An earmould lab was launched at Jigme Dorji Wangchuck National Referral Hospital (JDWNRH) in Thimphu yesterday.
The first lab established through a hear, listen and speak programme would enhance the timely detection of preventable hearing difficulties in children below 14 years. Health officials have started screening newborn babies in the JDWNRH.
Health Minister, Dechen Wangmo, during the launch said in line with the government’s vision to narrow the gap, they targeted to address the two major disabilities- visual and hearing impairments when the government approved the national disability policy in 2019.
She said that they managed to screen 99.4 percent of children with visual impairment and provided the eyeglasses under the visual impairment programme. “It is a huge achievement for the disability programmes.”
Lyonpo said that it was estimated that 2.2 percent of the population has some form of hearing disorder.
She said the ministry also targets to have similar labs in the two regional hospitals as people may not have the resources to come to Thimphu to avail of services. “Together we must envision a Bhutan where no child shall endure hearing loss due to preventable causes.”
“We need to have in-house competency and capability when we talk about sustainability. Invest in our Bhutanese to build their competencies and capabilities so that our doctors and technicians should be able to fix any issues,” Lyonpo said.
The health ministry in collaboration with the UN Technology Bank, Medtronic Labs, GNResound, MEDEL, and the Austrian Development Agency (ADA) established the lab at JDWNRH.

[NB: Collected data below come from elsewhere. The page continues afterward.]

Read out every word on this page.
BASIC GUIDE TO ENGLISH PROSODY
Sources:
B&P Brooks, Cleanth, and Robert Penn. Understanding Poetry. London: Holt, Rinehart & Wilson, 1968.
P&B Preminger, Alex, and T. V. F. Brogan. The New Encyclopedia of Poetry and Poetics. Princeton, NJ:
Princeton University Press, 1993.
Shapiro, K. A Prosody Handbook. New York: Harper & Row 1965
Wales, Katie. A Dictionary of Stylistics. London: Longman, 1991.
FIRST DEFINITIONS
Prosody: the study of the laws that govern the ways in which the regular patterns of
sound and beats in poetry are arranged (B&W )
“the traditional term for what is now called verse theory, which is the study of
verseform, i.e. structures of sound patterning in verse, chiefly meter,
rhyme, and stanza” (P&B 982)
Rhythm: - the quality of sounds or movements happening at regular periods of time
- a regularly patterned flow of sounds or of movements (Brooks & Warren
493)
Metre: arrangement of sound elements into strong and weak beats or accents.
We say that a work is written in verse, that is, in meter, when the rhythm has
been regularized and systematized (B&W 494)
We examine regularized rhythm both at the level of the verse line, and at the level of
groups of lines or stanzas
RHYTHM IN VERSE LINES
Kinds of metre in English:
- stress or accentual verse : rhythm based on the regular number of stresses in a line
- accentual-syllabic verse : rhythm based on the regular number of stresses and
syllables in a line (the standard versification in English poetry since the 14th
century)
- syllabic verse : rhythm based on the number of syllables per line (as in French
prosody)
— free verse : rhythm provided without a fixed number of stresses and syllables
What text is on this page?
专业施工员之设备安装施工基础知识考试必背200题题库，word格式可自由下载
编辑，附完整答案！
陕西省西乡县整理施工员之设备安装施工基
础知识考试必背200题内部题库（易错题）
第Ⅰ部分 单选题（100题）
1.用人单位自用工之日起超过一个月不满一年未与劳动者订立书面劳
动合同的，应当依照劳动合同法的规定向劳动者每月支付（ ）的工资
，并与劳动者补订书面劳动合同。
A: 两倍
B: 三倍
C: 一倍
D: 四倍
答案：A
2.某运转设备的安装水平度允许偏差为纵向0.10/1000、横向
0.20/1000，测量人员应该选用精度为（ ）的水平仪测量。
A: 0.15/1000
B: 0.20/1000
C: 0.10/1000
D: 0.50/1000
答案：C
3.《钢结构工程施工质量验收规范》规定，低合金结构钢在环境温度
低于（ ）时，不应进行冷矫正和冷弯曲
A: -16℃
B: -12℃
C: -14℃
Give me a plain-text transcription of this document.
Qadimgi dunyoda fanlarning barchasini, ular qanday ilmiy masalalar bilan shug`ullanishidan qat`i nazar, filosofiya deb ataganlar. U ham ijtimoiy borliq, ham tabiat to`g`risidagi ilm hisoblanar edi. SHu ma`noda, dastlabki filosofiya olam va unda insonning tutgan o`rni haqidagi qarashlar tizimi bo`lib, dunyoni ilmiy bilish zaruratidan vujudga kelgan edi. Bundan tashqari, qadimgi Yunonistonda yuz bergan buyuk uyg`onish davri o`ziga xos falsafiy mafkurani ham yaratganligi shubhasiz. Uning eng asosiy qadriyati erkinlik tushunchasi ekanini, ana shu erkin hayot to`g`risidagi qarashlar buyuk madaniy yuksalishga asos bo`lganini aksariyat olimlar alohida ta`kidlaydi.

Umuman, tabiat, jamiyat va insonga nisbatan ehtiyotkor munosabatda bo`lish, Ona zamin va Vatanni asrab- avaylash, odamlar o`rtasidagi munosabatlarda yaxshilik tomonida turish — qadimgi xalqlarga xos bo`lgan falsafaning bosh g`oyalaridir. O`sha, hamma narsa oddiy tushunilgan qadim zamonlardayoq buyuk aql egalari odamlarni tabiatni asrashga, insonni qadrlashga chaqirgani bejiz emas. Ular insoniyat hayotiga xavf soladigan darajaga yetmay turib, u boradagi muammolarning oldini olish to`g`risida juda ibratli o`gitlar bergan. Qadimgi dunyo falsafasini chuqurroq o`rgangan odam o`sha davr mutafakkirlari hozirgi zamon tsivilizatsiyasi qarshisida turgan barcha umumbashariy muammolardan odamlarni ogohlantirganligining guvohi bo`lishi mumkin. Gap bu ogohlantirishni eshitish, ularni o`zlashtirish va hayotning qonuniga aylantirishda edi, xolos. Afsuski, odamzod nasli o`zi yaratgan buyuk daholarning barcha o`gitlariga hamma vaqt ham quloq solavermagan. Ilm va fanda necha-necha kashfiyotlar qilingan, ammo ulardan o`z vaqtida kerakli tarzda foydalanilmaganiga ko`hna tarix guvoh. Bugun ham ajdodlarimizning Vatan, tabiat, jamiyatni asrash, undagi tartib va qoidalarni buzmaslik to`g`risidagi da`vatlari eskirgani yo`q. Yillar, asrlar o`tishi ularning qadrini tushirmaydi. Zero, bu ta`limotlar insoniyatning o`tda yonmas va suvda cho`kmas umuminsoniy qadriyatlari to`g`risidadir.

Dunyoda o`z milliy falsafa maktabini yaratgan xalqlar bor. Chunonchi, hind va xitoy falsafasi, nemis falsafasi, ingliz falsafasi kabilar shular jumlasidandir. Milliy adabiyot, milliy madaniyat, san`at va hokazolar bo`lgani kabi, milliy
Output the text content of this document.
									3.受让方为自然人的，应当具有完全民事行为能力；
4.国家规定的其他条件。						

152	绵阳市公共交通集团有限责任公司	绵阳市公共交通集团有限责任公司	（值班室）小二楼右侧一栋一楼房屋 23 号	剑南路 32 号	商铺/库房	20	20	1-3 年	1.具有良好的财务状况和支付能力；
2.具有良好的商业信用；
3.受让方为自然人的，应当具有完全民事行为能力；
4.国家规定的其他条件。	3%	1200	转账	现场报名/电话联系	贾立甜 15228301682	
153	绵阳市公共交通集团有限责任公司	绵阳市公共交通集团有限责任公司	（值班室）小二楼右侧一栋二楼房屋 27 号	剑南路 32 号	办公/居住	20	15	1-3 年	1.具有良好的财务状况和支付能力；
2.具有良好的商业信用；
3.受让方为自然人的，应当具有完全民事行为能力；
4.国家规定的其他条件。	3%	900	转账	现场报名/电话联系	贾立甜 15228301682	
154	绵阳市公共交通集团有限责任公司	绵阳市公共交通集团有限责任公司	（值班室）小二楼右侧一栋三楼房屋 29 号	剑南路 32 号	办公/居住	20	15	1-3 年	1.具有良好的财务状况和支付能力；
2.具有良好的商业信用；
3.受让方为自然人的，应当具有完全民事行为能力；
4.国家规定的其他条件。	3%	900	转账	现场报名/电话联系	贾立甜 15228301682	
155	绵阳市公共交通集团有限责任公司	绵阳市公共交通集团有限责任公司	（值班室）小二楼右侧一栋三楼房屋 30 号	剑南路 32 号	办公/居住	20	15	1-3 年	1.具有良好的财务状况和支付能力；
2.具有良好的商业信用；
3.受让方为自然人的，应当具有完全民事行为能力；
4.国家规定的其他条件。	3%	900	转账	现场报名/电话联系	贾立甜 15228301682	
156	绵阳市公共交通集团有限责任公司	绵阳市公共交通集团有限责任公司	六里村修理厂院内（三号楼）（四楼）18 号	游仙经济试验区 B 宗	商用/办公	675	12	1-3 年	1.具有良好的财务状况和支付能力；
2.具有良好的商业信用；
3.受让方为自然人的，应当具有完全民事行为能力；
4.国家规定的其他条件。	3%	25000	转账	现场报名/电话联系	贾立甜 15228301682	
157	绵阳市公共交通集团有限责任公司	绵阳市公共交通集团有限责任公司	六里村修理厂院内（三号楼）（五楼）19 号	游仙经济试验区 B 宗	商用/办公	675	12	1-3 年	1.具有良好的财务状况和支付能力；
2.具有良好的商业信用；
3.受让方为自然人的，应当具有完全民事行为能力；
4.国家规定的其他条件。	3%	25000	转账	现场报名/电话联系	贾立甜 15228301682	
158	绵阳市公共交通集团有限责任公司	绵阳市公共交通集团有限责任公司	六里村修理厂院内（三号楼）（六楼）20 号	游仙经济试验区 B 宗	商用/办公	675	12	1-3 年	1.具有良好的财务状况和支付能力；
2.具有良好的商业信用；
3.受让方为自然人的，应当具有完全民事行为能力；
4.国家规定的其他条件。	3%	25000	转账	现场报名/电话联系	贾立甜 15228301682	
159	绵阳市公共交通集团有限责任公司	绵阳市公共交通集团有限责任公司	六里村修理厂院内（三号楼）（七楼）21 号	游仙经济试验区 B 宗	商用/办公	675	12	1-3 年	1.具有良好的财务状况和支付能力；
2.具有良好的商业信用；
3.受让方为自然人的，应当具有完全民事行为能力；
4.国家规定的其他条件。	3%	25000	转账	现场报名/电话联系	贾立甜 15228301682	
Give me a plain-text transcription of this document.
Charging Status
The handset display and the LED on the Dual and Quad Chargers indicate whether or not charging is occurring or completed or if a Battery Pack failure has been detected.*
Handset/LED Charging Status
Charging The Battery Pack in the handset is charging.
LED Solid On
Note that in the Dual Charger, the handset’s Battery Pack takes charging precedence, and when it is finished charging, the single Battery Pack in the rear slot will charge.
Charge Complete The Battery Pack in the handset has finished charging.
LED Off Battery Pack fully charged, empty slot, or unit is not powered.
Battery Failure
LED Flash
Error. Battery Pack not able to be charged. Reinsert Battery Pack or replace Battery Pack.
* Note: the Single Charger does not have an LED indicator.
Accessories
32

The ministry’s officiating public health director, Rixin Jamtsho, said the disability programme in the past almost remained idle and stagnant due to lack of mentorship, inadequate budgetary support, and late identification of hearing issues due to the lack of screening technology and shortages of expertise.
He said 2.1 percent of the Bhutanese population live with some form of disability, and the overall prevalence of any disability in children aged two to nine years is 21.3 percent, that is one in every five children living with disability in the country.
Rixin Jamtsho said audiologists and specialists have been trained and the sustainability and continuity of the services were also discussed and the implementing partners and stakeholders are ready to support.
The earmold impression and hearing aids services for children will now be available at the JDWNRH.